It's not every day you get face to face with the robot who will take your job. So yeah, yesterday was special. Also, I made my 50,000th tweet, which I am pretty sure says some not so good things about me.
What will be your job in a robot-filled world?
The question isn't whether robots and artificial intelligence will reshape the workforce, but what things will look like and how humans will fare.
An early session at TED yesterday, "Our robotic overlords," featured Boston Dynamics showing where robots were headed and Apple's Tom Gruber and others talking about the possibilities for AI. But I was more intrigued by the second session, billed as "The human response."
I wanted to hear what ideas the TED conference speakers had on how humans should react. Not surprisingly, there was a lot of talk about a minimum basic income, a widely talked about idea for dealing with mass job disruption. And the CEO of Patreon spoke about how popular artists can earn the equivalent of a salary through crowdsourced funding.
Still, that leaves me wondering what will happen to the bulk of the workforce. Even if guaranteed basic income were to become reality, that seems more of a safety net than an end goal. What does the future look like for the masses that want to work, but aren't musicians or artists?
Is it that we can't envision the jobs of the future or that they just won't exist?

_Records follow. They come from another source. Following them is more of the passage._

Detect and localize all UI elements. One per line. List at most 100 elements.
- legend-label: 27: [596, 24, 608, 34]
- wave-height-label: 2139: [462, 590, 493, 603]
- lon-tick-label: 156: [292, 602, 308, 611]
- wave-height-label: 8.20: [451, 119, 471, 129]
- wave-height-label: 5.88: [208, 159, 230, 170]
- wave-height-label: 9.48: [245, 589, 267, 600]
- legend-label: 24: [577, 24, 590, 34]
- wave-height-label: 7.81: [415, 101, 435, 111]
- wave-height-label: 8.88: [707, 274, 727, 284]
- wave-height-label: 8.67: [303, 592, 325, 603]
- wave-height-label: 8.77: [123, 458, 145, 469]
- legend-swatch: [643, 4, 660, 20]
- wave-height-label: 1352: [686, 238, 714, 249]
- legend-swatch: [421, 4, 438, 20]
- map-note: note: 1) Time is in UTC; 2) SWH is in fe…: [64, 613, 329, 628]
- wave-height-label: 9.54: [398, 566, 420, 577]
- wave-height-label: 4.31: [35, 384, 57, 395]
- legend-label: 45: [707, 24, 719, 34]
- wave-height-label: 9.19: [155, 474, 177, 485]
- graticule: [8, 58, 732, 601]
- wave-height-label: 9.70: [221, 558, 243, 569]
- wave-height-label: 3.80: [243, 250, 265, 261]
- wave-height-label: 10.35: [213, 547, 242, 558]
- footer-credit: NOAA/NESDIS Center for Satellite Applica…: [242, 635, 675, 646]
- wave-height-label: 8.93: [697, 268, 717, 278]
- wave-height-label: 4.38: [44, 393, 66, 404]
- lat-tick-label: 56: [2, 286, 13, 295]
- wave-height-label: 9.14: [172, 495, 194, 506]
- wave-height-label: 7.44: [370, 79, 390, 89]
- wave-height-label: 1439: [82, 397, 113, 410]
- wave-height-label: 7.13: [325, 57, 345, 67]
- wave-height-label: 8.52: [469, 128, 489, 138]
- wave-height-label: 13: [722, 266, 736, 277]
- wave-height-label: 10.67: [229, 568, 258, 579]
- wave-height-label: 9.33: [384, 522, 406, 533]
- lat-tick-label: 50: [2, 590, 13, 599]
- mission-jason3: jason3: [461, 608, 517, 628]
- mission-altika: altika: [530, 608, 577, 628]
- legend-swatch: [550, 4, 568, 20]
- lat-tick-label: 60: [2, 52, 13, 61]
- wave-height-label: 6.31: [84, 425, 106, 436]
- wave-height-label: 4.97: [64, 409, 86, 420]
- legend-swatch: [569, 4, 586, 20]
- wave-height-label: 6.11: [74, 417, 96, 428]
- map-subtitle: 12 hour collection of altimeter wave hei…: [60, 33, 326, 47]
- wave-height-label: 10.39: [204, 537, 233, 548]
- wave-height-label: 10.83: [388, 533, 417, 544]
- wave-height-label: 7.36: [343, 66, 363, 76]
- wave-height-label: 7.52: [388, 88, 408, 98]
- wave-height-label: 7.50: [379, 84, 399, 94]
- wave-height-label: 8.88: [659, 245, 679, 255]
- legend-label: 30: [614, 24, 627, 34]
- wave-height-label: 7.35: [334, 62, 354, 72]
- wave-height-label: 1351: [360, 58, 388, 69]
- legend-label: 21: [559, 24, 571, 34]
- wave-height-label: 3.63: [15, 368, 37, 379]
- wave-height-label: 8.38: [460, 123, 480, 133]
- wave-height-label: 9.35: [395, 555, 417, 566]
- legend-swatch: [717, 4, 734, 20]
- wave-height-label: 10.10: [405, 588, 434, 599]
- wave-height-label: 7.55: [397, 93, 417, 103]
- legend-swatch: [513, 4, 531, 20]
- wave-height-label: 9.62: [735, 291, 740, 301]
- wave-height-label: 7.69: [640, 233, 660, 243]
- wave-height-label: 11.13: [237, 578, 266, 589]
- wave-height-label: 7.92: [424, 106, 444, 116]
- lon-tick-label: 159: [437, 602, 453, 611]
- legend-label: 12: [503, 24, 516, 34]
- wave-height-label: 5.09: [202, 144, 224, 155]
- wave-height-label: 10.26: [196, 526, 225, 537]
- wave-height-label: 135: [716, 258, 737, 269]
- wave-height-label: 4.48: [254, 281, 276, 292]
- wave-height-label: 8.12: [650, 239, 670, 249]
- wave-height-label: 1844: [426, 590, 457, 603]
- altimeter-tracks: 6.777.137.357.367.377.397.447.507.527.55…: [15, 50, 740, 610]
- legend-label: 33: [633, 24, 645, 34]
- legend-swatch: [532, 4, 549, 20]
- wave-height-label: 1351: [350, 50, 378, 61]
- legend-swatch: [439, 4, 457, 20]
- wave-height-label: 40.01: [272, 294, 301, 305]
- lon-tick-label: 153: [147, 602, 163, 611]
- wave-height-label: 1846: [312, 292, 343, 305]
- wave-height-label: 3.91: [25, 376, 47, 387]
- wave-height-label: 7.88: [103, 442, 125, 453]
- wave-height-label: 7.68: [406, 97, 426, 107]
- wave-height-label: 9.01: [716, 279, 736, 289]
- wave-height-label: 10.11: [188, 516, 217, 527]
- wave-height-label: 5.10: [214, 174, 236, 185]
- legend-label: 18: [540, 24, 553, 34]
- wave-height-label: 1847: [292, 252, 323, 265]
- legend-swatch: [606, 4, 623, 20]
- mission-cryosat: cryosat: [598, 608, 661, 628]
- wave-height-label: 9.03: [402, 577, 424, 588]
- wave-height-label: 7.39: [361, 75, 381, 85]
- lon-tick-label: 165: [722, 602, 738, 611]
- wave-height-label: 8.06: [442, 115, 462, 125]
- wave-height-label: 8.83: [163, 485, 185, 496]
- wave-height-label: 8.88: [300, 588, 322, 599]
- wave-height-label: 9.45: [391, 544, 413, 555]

TED didn't leave me any clearer on the answer.
But, I did become up close and personal with one of the job killing robots. Check out this piece for a video of Boston Dynamics' Spotmini robot mingling with TED guests.
At least we are finally getting flying cars
Uber wants to have prototype "flying taxis" ready to demonstrate by 2020 and is partnering with a bunch of companies including the cities of Dallas and Dubai as well as series aircraft technology companies including Embraer and Bell Helicopter. It also hopes to charge no more than its current UberX rate of $1.32 per passenger per mile, and potentially lower costs over time.
Kitty Hawk, meanwhile, aims to sell its ultralight aircraft by the end of the year. The upside is you don't need a pilot's license, but the downside is it is only designed to fly in uncontested areas over fresh water.
"Your flying dreams are potentially a lot closer than you think," Kitty Hawk's Todd Reichert told the TED crowd (which probably included many of those most likely to plunk down money for the device, whose price hasn't been announced.)
Reichert said the goal is to to expand the range beyond the current 15 miles and to allow flying in more areas, but acknowledged the former will require improvements in battery technology while the latter means working closely with regulators.
"I realize we are not in the Jetsons yet, but this is the first step," he said.
Pai courts conservatives ahead of net neutrality fight
FCC chairman Ajit Pai has been courting conservative allies before he announces his strategy today to roll back the FCC's net neutrality rules, David reports. Vocal defenders of his plan will give him some cover against the anticipated onslaught of opposition.
Meanwhile, progressives are mobilizing: The accelerators Y Combinator and Techstars gathered signatures from more than 800 startups for a letter released today supporting the current rules, and Democratic lawmakers have already announced press calls to push back on Pai's plan.
On Tap: Twitter reports earnings, TED continues in Vancouver and there is a Senate confirmation hearing for Makan Delrahim, President Donald Trump's pick for top antitrust enforcer at the Justice Department.
Trading Places: GoPro has added Susan Lyne, founder and President of AOL-backed investment fund BBG Ventures, to its board of directors.
ICYMI: An appeals court knocked down Anthony Levandowski's effort to use the Fifth Amendment to avoid turning over documents Waymo is seeking in its trade secrets theft case against Uber...Radio giant iHeartMedia anticipates it may not make it to next year without filing bankruptcy...and, speaking of robots, police in Mountain View arrested a man they accuse of being drunk and knocking down one of their "crime-fighting" robots.